WTF?! Edmonton currently has a freezing rain warning! :eek: Excuse me?
It is December 8, currently minus 10 degrees Celsius (14 F for you folk south of the border), and raining (according to Environment Canada - I haven’t actually looked or ventured outside)!
How can it possibly be raining??
Yes, it’s a serious question (although I guess it could qualify as a Pit-able complaint too :D). In case it helps you to answer, the dewpoint is -16 C (3.4F), humidity is 61%. If something wants to fall out of the sky, why isn’t it snowing instead of raining?
Yeah, I saw that: “Cloudy with sunny periods and 60 percent chance of snow or freezing rain. High minus 8.” I think they’re pretty much guaranteed to be correct somehow
Need a meteorologist here. But freezing rain occurs when precip falls out of warm layers into sub-zero layers near the ground. It is cooled below freezing, but still liquid. When it hits the surface it instantly freezes.
On the way down, it doesn’t cool enough to be frozen precipitation. It starts warm and cools on the way down and hits surfaces that are sufficiently cold to eventually (rather quickly) freeze it.
It probably does not freeze instantly.
E.G., Warm water in a Zamboni is surrounded by freezing temps and comes out into a cold environment, lands on a frozen surface and freezes later. It takes a couple of minutes (at least), but it freezes. Freezing rain is similar. Starts out warm, in a warm environment surrounded (or bound for) a cold environment.
Temps are temps in the air, near the ground, as published by weather people.
We had a similar thing in the UK a few days ago, but the surface temperatures were not so low. The temperature on the ground really just reflects the temperature of what can be a very thin layer of air. As a warm front moves overhead, the warm air often rides over the denser, colder air at ground level. A mile or so up in the air, where the rain clouds are, the air can be significantly warmer than the air at the surface. This is the opposite of the usual scenario, where the “mile-high” temperature is about 8-10C colder than the surface air, generally speaking.
If precipitation starts as rain (i.e. if the upper air is above freezing, as a rule of thumb), it might turn to soft hail (graupel) or ice pellets, but you won’t get fluffy snowflakes forming unless the upper air also cools. If it doesn’t have time to solidify before it reaches the ground, but the ground is still cold enough, chances are you will get freezing rain.
Conversely, when the upper air is much colder than the ground, as is more usual, it can be raining at ground level even though the temperature where the clouds are is several degrees below freezing. So when it rains in winter, that rain often started out as snow.
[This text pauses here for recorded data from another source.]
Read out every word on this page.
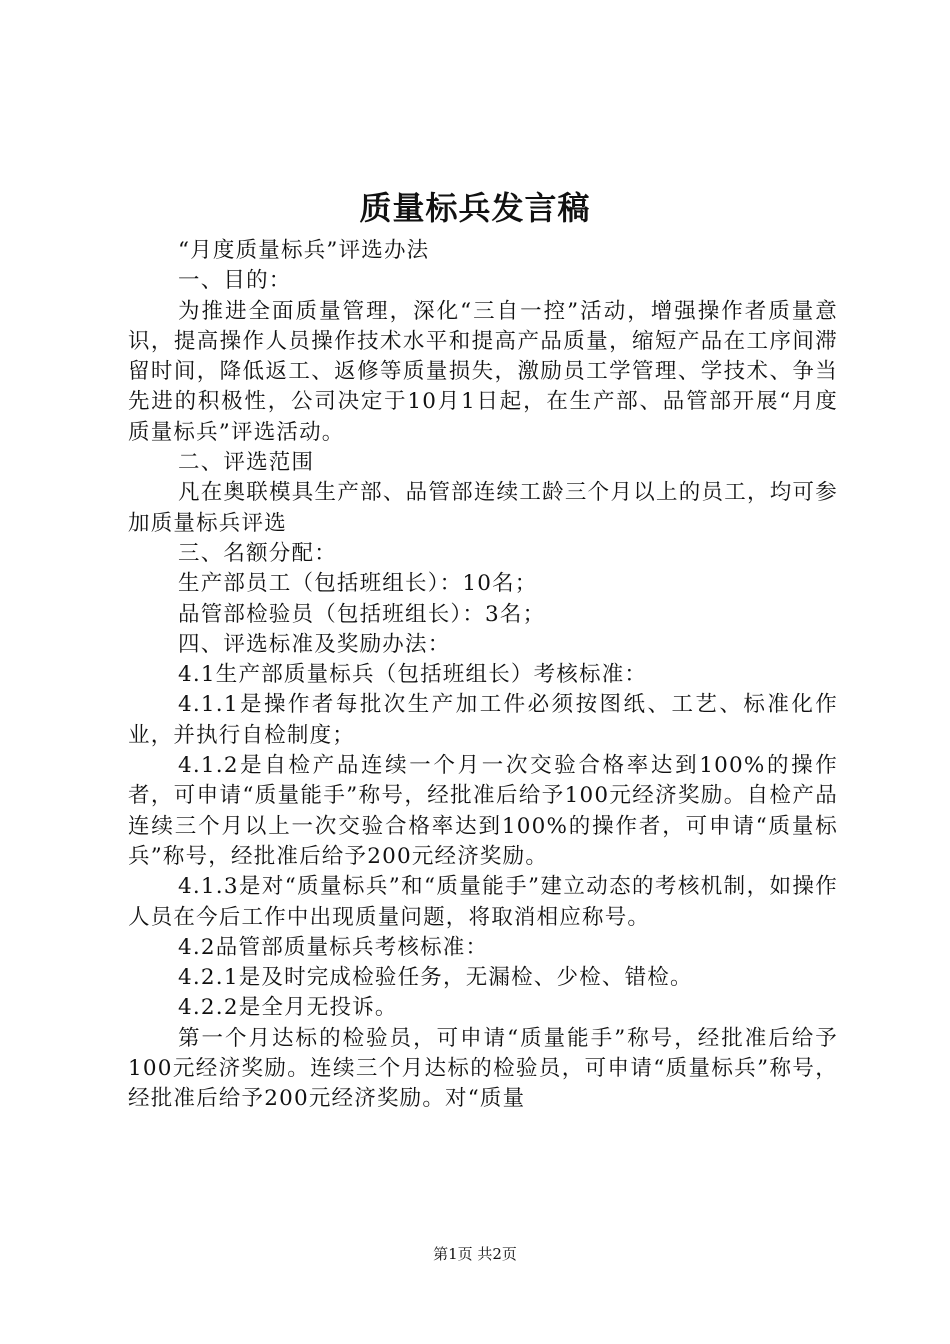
质量标兵发言稿

“月度质量标兵”评选办法

一、目的：

为推进全面质量管理，深化“三自一控”活动，增强操作者质量意识，提高操作人员操作技术水平和提高产品质量，缩短产品在工序间滞留时间，降低返工、返修等质量损失，激励员工学管理、学技术、争当先进的积极性，公司决定于10月1日起，在生产部、品管部开展“月度质量标兵”评选活动。

二、评选范围

凡在奥联模具生产部、品管部连续工龄三个月以上的员工，均可参加质量标兵评选

三、名额分配：

生产部员工（包括班组长）：10名；

品管部检验员（包括班组长）：3名；

四、评选标准及奖励办法：

4.1生产部质量标兵（包括班组长）考核标准：

4.1.1是操作者每批次生产加工件必须按图纸、工艺、标准化作业，并执行自检制度；

4.1.2是自检产品连续一个月一次交验合格率达到100%的操作者，可申请“质量能手”称号，经批准后给予100元经济奖励。自检产品连续三个月以上一次交验合格率达到100%的操作者，可申请“质量标兵”称号，经批准后给予200元经济奖励。

4.1.3是对“质量标兵”和“质量能手”建立动态的考核机制，如操作人员在今后工作中出现质量问题，将取消相应称号。

4.2品管部质量标兵考核标准：

4.2.1是及时完成检验任务，无漏检、少检、错检。

4.2.2是全月无投诉。

第一个月达标的检验员，可申请“质量能手”称号，经批准后给予100元经济奖励。连续三个月达标的检验员，可申请“质量标兵”称号，经批准后给予200元经济奖励。对“质量

第1页 共2页
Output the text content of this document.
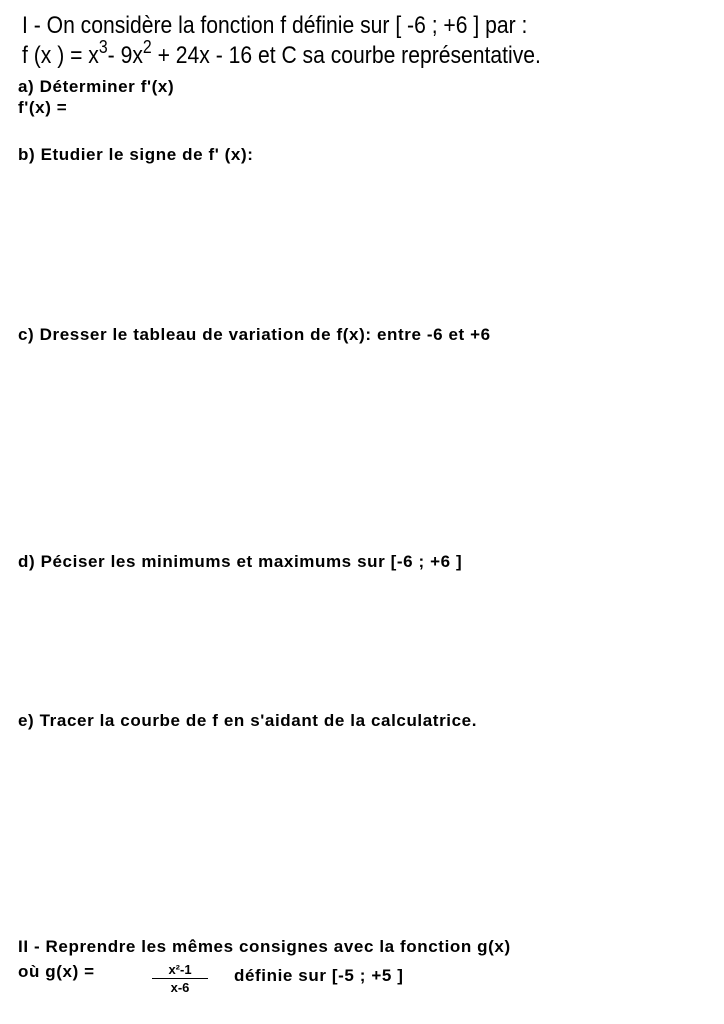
I - On considère la fonction f définie sur [ -6 ; +6 ] par :
f (x ) = $x^3-$ $9x^2 + 24x - 16$ et C sa courbe représentative.
a) Déterminer f'(x)
f'(x) =
b) Etudier le signe de f' (x):
c) Dresser le tableau de variation de f(x): entre -6 et +6
d) Péciser les minimums et maximums sur [-6 ; +6 ]
e) Tracer la courbe de f en s'aidant de la calculatrice.
II - Reprendre les mêmes consignes avec la fonction g(x)
où g(x) =	$\frac{\text{x²-1}}{x-6}$ définie sur [-5 ; +5 ]
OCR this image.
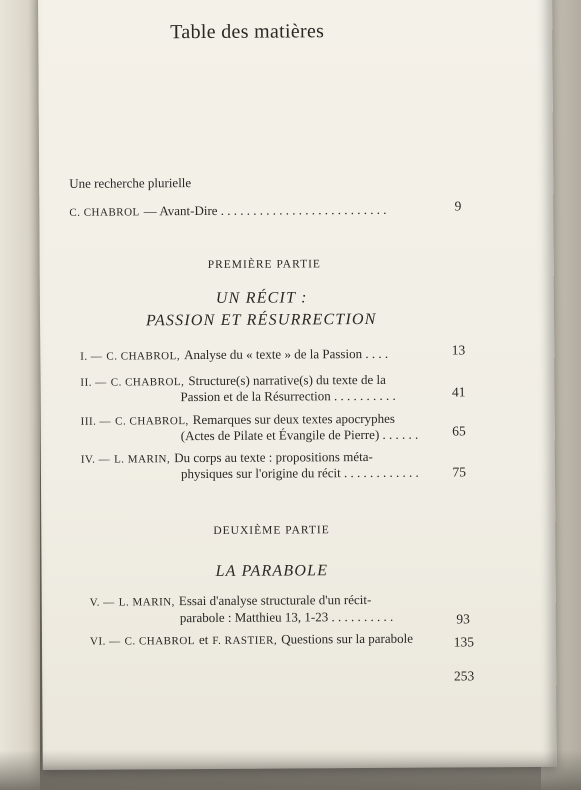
Table des matières
Une recherche plurielle
C. CHABROL — Avant-Dire . . . . . . . . . . . . . . . . . . . . . . . . . .	9
PREMIÈRE PARTIE
UN RÉCIT :
PASSION ET RÉSURRECTION
I. — C. CHABROL, Analyse du « texte » de la Passion . . . .	13
II. — C. CHABROL, Structure(s) narrative(s) du texte de la
Passion et de la Résurrection . . . . . . . . . .	41
III. — C. CHABROL, Remarques sur deux textes apocryphes
(Actes de Pilate et Évangile de Pierre) . . . . . .	65
IV. — L. MARIN, Du corps au texte : propositions méta-
physiques sur l'origine du récit . . . . . . . . . . . .	75
DEUXIÈME PARTIE
LA PARABOLE
V. — L. MARIN, Essai d'analyse structurale d'un récit-
parabole : Matthieu 13, 1-23 . . . . . . . . . .	93
VI. — C. CHABROL et F. RASTIER, Questions sur la parabole	135
253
Just to round out the answers. Freezing rain consists of supercooled rain drops which are drops of water that are literally below the freezing point but remain liquid because they lack a speck of dust or something around which ice can form.
Wikipedia references:
Edit: Some of the previous answers imply that the rain isn’t actually below 0C but is landing on freezing surfaces which causes it to freeze. This is not the case, in freezing rain the rain itself is below 0C.
In order for it to snow, ice pellets must form in the clouds. Snow is not just frozen rain. If the temps in the clouds are sufficiently below freezing, ice crystals will form. When an ice crystal becomes heavy enough, it will fall as a snow flake. (Look at a snow flake and you will see it is in a crystal form, unless it has merged with other flakes falling due to partial melting. If the precip starts as rain, it will never turn into snow, but it can become various forms of frozen precip: sleet, graupel, or freezing rain (if it freezes upon landing). It cannot form into hail, although graupel may be called “soft hail.” Hail is formed when raindrops in the lower part of a cloud is uplifted by convection into a higher part of the cloud where it freezes. The drop then begins to fall, but is caught by another updraft. And so on, until it is too heavy to be lifted up again. Then it falls as a hailstone.